Ermeniler, arşivlerine kimsenin bakmasına izin vermiyor, saklıyor. Türkler, Osmanlı arşivlerini, askeri arşivlerini açtı. Türkler, herkese arşivlerini gösteriyor, hatta Ermeniler bile gelip bu arşivlerden faydalanıyor.

Birinci Dünya Savaşı tehlikesi karşısında Osmanlı ordusu seferberlik durumuna geçerken Ermeniler, kendi ülkelerine hizmet etmek yerine Rusların tarafını tuttu.

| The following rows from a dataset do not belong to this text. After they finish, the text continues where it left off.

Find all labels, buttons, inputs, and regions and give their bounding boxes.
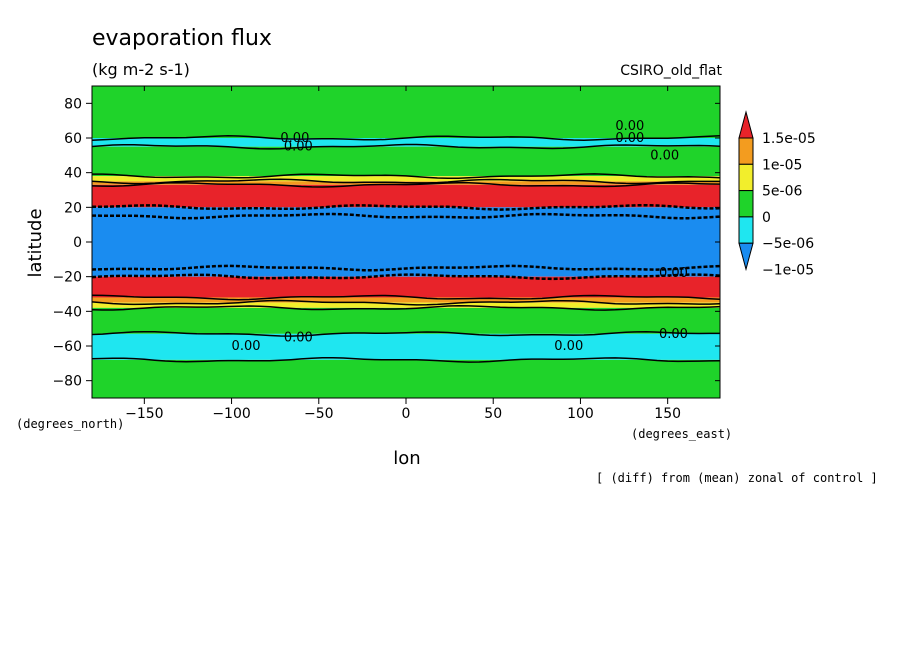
contour-line bbox=[91, 273, 721, 281]
y-axis-label: latitude bbox=[25, 208, 46, 277]
y-tick-label: −20 bbox=[52, 270, 82, 286]
zonal-band bbox=[92, 268, 720, 277]
contour-label: 0.00 bbox=[659, 266, 688, 281]
contour-line bbox=[91, 299, 721, 306]
model-name: CSIRO_old_flat bbox=[620, 63, 722, 79]
x-tick-label: −50 bbox=[304, 406, 334, 422]
contour-label: 0.00 bbox=[232, 339, 261, 354]
y-tick-label: −40 bbox=[52, 304, 82, 320]
x-axis-label: lon bbox=[393, 448, 420, 469]
colorbar-label: 1.5e-05 bbox=[762, 131, 816, 147]
zonal-band bbox=[92, 359, 720, 398]
zonal-bands bbox=[92, 86, 720, 398]
zonal-band bbox=[92, 307, 720, 334]
colorbar-segment bbox=[738, 216, 754, 244]
y-tick-label: 20 bbox=[64, 200, 82, 216]
colorbar-label: 1e-05 bbox=[762, 157, 802, 173]
chart-units: (kg m-2 s-1) bbox=[92, 60, 190, 79]
zonal-band bbox=[92, 184, 720, 208]
colorbar-segment bbox=[738, 163, 754, 192]
contour-lines bbox=[91, 135, 721, 363]
zonal-band bbox=[92, 176, 720, 182]
zonal-band bbox=[92, 216, 720, 268]
y-units-label: (degrees_north) bbox=[16, 417, 124, 431]
contour-line bbox=[91, 143, 721, 150]
y-tick-label: −80 bbox=[52, 374, 82, 390]
y-tick-label: −60 bbox=[52, 339, 82, 355]
contour-label: 0.00 bbox=[659, 327, 688, 342]
zonal-band bbox=[92, 207, 720, 216]
x-units-label: (degrees_east) bbox=[631, 427, 732, 441]
x-tick-label: 100 bbox=[567, 406, 594, 422]
contour-label: 0.00 bbox=[284, 140, 313, 155]
x-tick-label: 50 bbox=[484, 406, 502, 422]
colorbar-segment bbox=[738, 137, 754, 165]
x-tick-label: 0 bbox=[402, 406, 411, 422]
contour-line bbox=[91, 356, 721, 363]
x-tick-label: −100 bbox=[212, 406, 250, 422]
zonal-band bbox=[92, 86, 720, 138]
colorbar-label: 0 bbox=[762, 210, 771, 226]
zonal-band bbox=[92, 138, 720, 147]
contour-line bbox=[91, 330, 720, 337]
contour-line bbox=[91, 264, 721, 272]
contour-line bbox=[91, 181, 721, 188]
zonal-band bbox=[92, 276, 720, 298]
contour-line bbox=[92, 173, 721, 180]
contour-line bbox=[91, 135, 721, 141]
contour-label: 0.00 bbox=[615, 131, 644, 146]
zonal-band bbox=[92, 297, 720, 303]
colorbar-label: −1e-05 bbox=[762, 263, 814, 279]
x-tick-label: −150 bbox=[125, 406, 163, 422]
chart-title: evaporation flux bbox=[92, 26, 272, 51]
contour-label: 0.00 bbox=[554, 339, 583, 354]
contour-label: 0.00 bbox=[280, 131, 309, 146]
y-axis: 80 60 40 20 0 −20 −40 −60 −80 bbox=[52, 96, 720, 390]
contour-labels: 0.000.000.000.000.000.000.00 0.000.000.00 bbox=[232, 119, 688, 354]
colorbar-label: −5e-06 bbox=[762, 236, 814, 252]
y-tick-label: 0 bbox=[73, 235, 82, 251]
y-tick-label: 40 bbox=[64, 166, 82, 182]
contour-label: 0.00 bbox=[650, 148, 679, 163]
x-axis: −150 −100 −50 0 50 100 150 bbox=[125, 86, 681, 422]
contour-line bbox=[91, 294, 721, 301]
y-tick-label: 60 bbox=[64, 131, 82, 147]
contour-line bbox=[91, 178, 720, 185]
colorbar: 1.5e-05 1e-05 5e-06 0 −5e-06 −1e-05 bbox=[738, 110, 816, 279]
contour-label: 0.00 bbox=[615, 119, 644, 134]
x-tick-label: 150 bbox=[654, 406, 681, 422]
contour-line bbox=[91, 305, 721, 311]
zonal-band bbox=[92, 302, 720, 308]
note-label: [ (diff) from (mean) zonal of control ] bbox=[596, 471, 878, 485]
y-tick-label: 80 bbox=[64, 96, 82, 112]
colorbar-segment bbox=[738, 190, 754, 218]
zonal-band bbox=[92, 333, 720, 360]
colorbar-bottom-arrow bbox=[738, 242, 754, 272]
colorbar-label: 5e-06 bbox=[762, 184, 802, 200]
contour-line bbox=[92, 203, 721, 211]
contour-label: 0.00 bbox=[284, 330, 313, 345]
zonal-band bbox=[92, 146, 720, 177]
colorbar-top-arrow bbox=[738, 110, 754, 139]
contour-line bbox=[91, 212, 721, 220]
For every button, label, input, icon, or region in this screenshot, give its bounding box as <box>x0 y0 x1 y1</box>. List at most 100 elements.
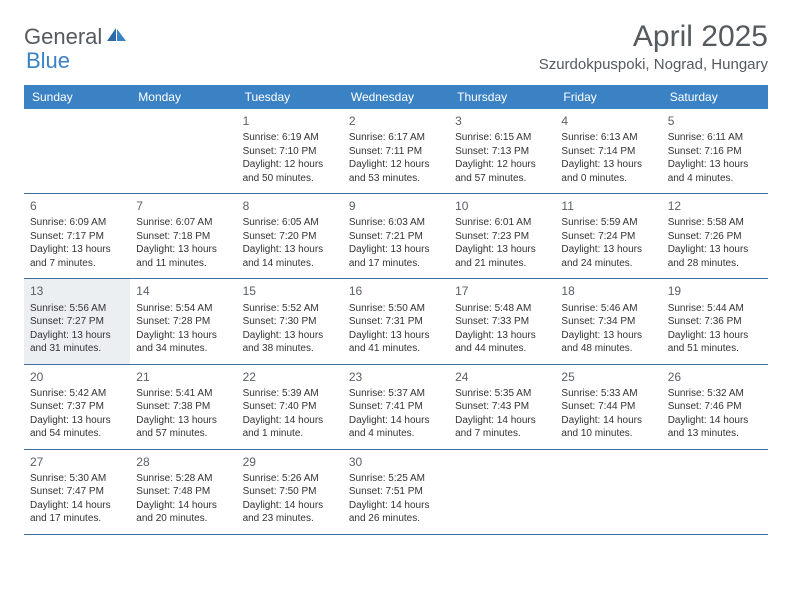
sunset-line: Sunset: 7:36 PM <box>668 315 762 329</box>
daylight-line: Daylight: 14 hours and 17 minutes. <box>30 499 124 526</box>
sunrise-line: Sunrise: 5:39 AM <box>243 387 337 401</box>
sunset-line: Sunset: 7:23 PM <box>455 230 549 244</box>
sunrise-line: Sunrise: 5:56 AM <box>30 302 124 316</box>
sunset-line: Sunset: 7:21 PM <box>349 230 443 244</box>
sunrise-line: Sunrise: 6:11 AM <box>668 131 762 145</box>
sunset-line: Sunset: 7:10 PM <box>243 145 337 159</box>
day-number: 16 <box>349 283 443 299</box>
sunrise-line: Sunrise: 5:59 AM <box>561 216 655 230</box>
sunset-line: Sunset: 7:48 PM <box>136 485 230 499</box>
daylight-line: Daylight: 13 hours and 14 minutes. <box>243 243 337 270</box>
day-number: 9 <box>349 198 443 214</box>
month-title: April 2025 <box>539 20 768 54</box>
sunset-line: Sunset: 7:44 PM <box>561 400 655 414</box>
empty-cell <box>662 450 768 534</box>
week-row: 27Sunrise: 5:30 AMSunset: 7:47 PMDayligh… <box>24 450 768 535</box>
day-cell: 14Sunrise: 5:54 AMSunset: 7:28 PMDayligh… <box>130 279 236 363</box>
day-cell: 24Sunrise: 5:35 AMSunset: 7:43 PMDayligh… <box>449 365 555 449</box>
sunrise-line: Sunrise: 5:33 AM <box>561 387 655 401</box>
sunrise-line: Sunrise: 5:35 AM <box>455 387 549 401</box>
calendar-grid: SundayMondayTuesdayWednesdayThursdayFrid… <box>24 85 768 535</box>
dow-cell: Monday <box>130 85 236 109</box>
day-cell: 21Sunrise: 5:41 AMSunset: 7:38 PMDayligh… <box>130 365 236 449</box>
sunrise-line: Sunrise: 5:42 AM <box>30 387 124 401</box>
day-cell: 15 Sunrise: 5:52 AMSunset: 7:30 PMDayligh… <box>237 279 343 363</box>
sunset-line: Sunset: 7:13 PM <box>455 145 549 159</box>
day-cell: 13Sunrise: 5:56 AMSunset: 7:27 PMDayligh… <box>24 279 130 363</box>
empty-cell <box>130 109 236 193</box>
day-cell: 5Sunrise: 6:11 AMSunset: 7:16 PMDaylight… <box>662 109 768 193</box>
sunrise-line: Sunrise: 6:07 AM <box>136 216 230 230</box>
title-block: April 2025 Szurdokpuspoki, Nograd, Hunga… <box>539 20 768 73</box>
day-number: 1 <box>243 113 337 129</box>
daylight-line: Daylight: 13 hours and 24 minutes. <box>561 243 655 270</box>
day-number: 28 <box>136 454 230 470</box>
day-cell: 4Sunrise: 6:13 AMSunset: 7:14 PMDaylight… <box>555 109 661 193</box>
day-cell: 22Sunrise: 5:39 AMSunset: 7:40 PMDayligh… <box>237 365 343 449</box>
sunrise-line: Sunrise: 5:28 AM <box>136 472 230 486</box>
sunset-line: Sunset: 7:51 PM <box>349 485 443 499</box>
daylight-line: Daylight: 13 hours and 28 minutes. <box>668 243 762 270</box>
daylight-line: Daylight: 13 hours and 44 minutes. <box>455 329 549 356</box>
daylight-line: Daylight: 14 hours and 1 minute. <box>243 414 337 441</box>
sunrise-line: Sunrise: 6:13 AM <box>561 131 655 145</box>
daylight-line: Daylight: 13 hours and 11 minutes. <box>136 243 230 270</box>
daylight-line: Daylight: 12 hours and 53 minutes. <box>349 158 443 185</box>
day-number: 5 <box>668 113 762 129</box>
day-cell: 16Sunrise: 5:50 AMSunset: 7:31 PMDayligh… <box>343 279 449 363</box>
sunrise-line: Sunrise: 5:37 AM <box>349 387 443 401</box>
sunrise-line: Sunrise: 5:48 AM <box>455 302 549 316</box>
sunset-line: Sunset: 7:27 PM <box>30 315 124 329</box>
day-number: 24 <box>455 369 549 385</box>
daylight-line: Daylight: 14 hours and 23 minutes. <box>243 499 337 526</box>
day-number: 18 <box>561 283 655 299</box>
day-number: 21 <box>136 369 230 385</box>
day-cell: 8Sunrise: 6:05 AMSunset: 7:20 PMDaylight… <box>237 194 343 278</box>
day-cell: 29Sunrise: 5:26 AMSunset: 7:50 PMDayligh… <box>237 450 343 534</box>
day-number: 22 <box>243 369 337 385</box>
day-number: 7 <box>136 198 230 214</box>
sunset-line: Sunset: 7:50 PM <box>243 485 337 499</box>
day-cell: 30Sunrise: 5:25 AMSunset: 7:51 PMDayligh… <box>343 450 449 534</box>
sunrise-line: Sunrise: 5:52 AM <box>243 302 337 316</box>
sunset-line: Sunset: 7:20 PM <box>243 230 337 244</box>
week-row: 6Sunrise: 6:09 AMSunset: 7:17 PMDaylight… <box>24 194 768 279</box>
day-number: 17 <box>455 283 549 299</box>
day-cell: 17Sunrise: 5:48 AMSunset: 7:33 PMDayligh… <box>449 279 555 363</box>
sunrise-line: Sunrise: 5:25 AM <box>349 472 443 486</box>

Rusya, isyancıların ayaklanmayı örgütlemelerini ve Osmanlı Devletine gizlice insan ve silah sokmalarını sağlayan bir üs durumundaydı.

Van’ı ele geçiren Ermeniler bölgedeki tüm Türkleri öldürdü. Ermenilerin, işgal edip kendilerinin olduğunu iddia ettikleri 6 vilayette Ermenilerin 3 katı Türk yaşıyordu.

Ermenilerin göz diktiği altı vilayette, (Sivas, Elazığ, Diyarbakır, Bitlis, Van ve Erzurum) nüfusunun sadece yüzde 17’si Ermenilerden oluşuyordu. Bu bölgede nüfusun yüzde 78’i Türk’tü. Ermeni ihtilalcilerin istediği Ermenistan’ın yaratılabilmesi için tek yol orada yaşayan Türklerin bölgeden çıkarılmasıydı.

Osmanlı askerleri tarafından Ermeni kilise, manastır ve sığınaklarında ele geçirilen cephaneler öz savunma amaçlı kullanılamazdı, bunlar terör silahlarıydı. Bu silahlar ve bombalar belirli hedefleri havaya uçurmak ve halkı korkutmak amacıyla kullanılıyordu.

Aynı dönemde Balkanlar’da yaşayan Türk ve Müslüman toplum da etnik temizlik siyaseti karşısında nüfusun üçte ikisini kaybetti, ancak bunlar yeteri kadar gündeme getirilmedi.

*****

TEBESSÜM

Bisküvi

Acemi er, levazım başçavuşuna yakınır:

- Başçavuşum, bize yemekte ördek böreği verdiler. Yemin ederim ki, içinde bir gram bile ördek eti yoktu.

Başçavuş:

- Sen hiç asker bisküvisi yedin mi?

- Evet, başçavuşum.

- İçinden hiç asker çıktı mı?

*****

GÜNÜN SÖZÜ

Yalnızlığın en kötüsü seni anlamayanların arasında kalmaktır.